Dans le cadre de l'examen d'une proposition de loi transpartisane visant à améliorer les relations entre auteurs et éditeurs, le débat parlementaire a été heurté par l'actualité du monde de l'édition.
La filière est plongée dans une crise profonde après le départ du patron de Grasset, Olivier Nora, imputé selon plusieurs centaines d'artistes à l'homme d'affaires Vincent Bolloré, qui contrôle Hachette, numéro un du secteur et maison-mère de Grasset.
Depuis lors, les appels se sont multipliés pour la mise en place d'une "clause de conscience" permettant aux auteurs de résilier leur contrat dans certains cas, ce qui existe notamment chez les journalistes.
Plusieurs amendements en ce sens ont été examinés par la chambre haute, offrant l'opportunité à la ministre de la Culture Catherine Pégard de se positionner.
Elle a appelé les parlementaires à "agir avec une grande prudence, sans céder aux impatiences de l'actualité et en ayant la volonté d'aboutir au consensus souhaité par tous". Mais elle a montré un très net signe d'ouverture en donnant un avis favorable à un amendement de la sénatrice socialiste Sylvie Robert.
La mesure, présentée comme une "clause de confiance", permet d'envisager la résiliation d'un contrat en cas de changement dans la "politique éditoriale" de l'éditeur ou en cas d'arrivée d'un nouvel actionnaire majoritaire. A condition, toutefois, que ces changements portent "atteinte aux intérêts moraux" de l'auteur ou "compromettent gravement ses intérêts matériels".
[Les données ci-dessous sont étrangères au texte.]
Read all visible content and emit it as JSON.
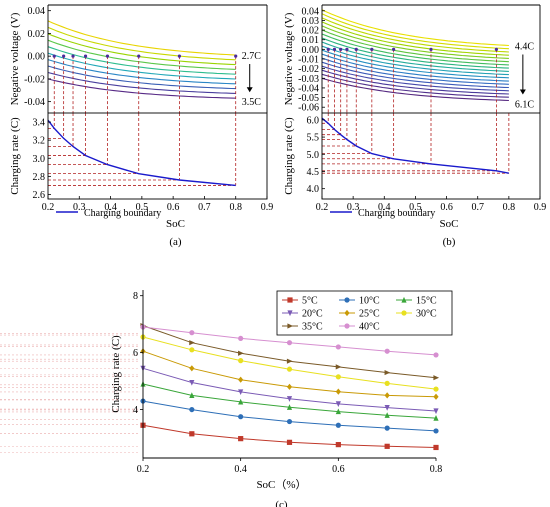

"Le législateur a le devoir d'agir pour protéger les auteurs dans des cas extrêmes, sans pour autant déstabiliser l'économie du contrat d'édition", a insisté Sylvie Robert.
Mme Pégard a apprécié cette rédaction "strictement encadrée", rappelant que la résiliation du contrat resterait dans ce cas de figure confiée à "l'appréciation d'un juge".
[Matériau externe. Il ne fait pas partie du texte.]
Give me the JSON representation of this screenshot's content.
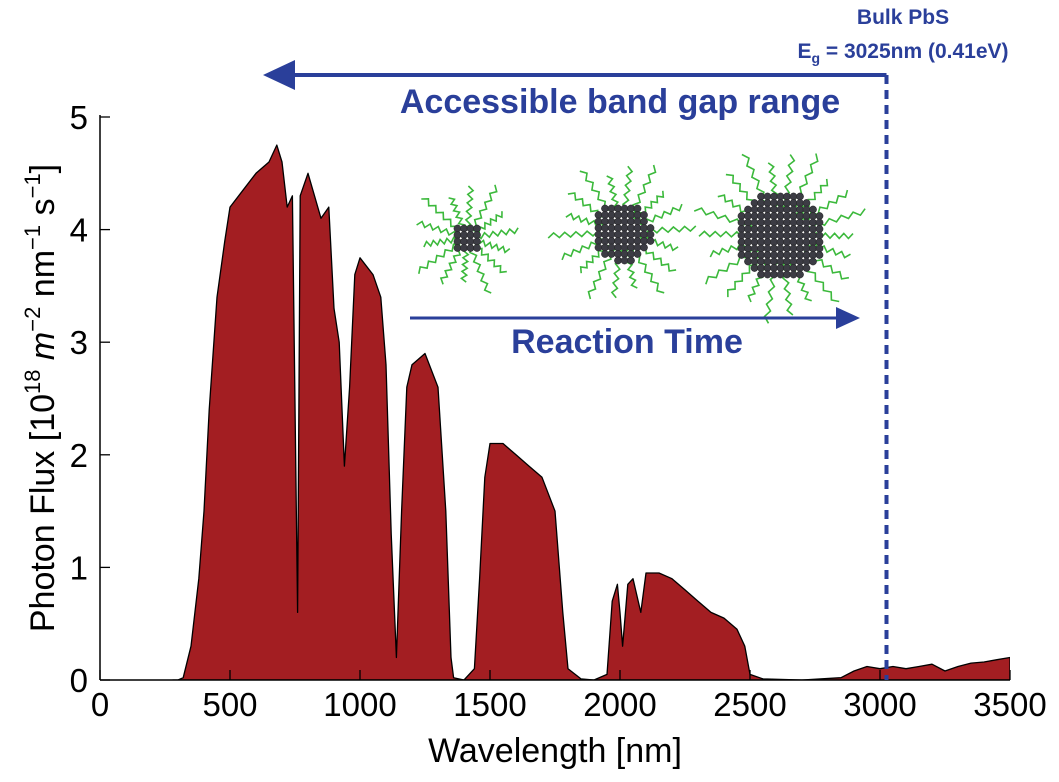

Mais la proposition a été repoussée par les sénateurs, la droite et les centristes se montrant soucieux de relancer la concertation avant de légiférer.
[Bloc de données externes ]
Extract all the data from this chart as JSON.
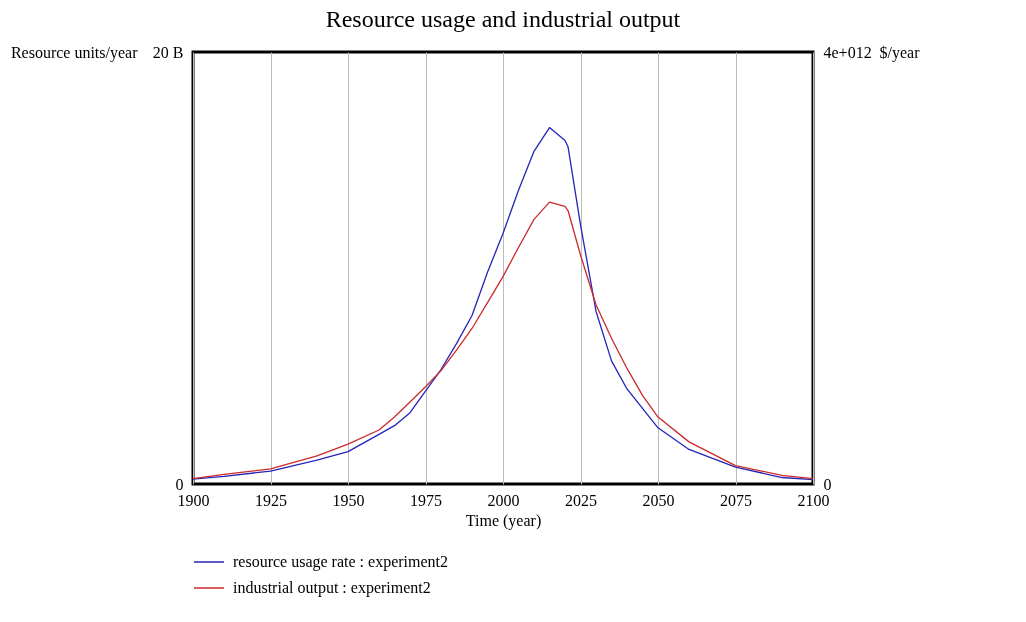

"Cet amendement modifie les équilibres essentiels du contrat d'édition", s'est inquiété Max Brisson (Les Républicains), dénonçant une "réponse médiatique".
Plusieurs élus ont toutefois estimé que la mesure pourrait être insérée par la suite, lors de son examen à l'Assemblée nationale.
Portée par les sénatrices Laure Darcos (Horizons) et Sylvie Robert, cette proposition de loi, adoptée sans difficulté, contient d'autres mesures plus consensuelles.
Parmi elles, la généralisation d'un minimum garanti de droits d'auteur, l'augmentation de la fréquence des "redditions", c'est-à-dire le bilan des ventes ouvrant la voie à la rémunération, ou encore une meilleure progressivité de la rémunération des auteurs.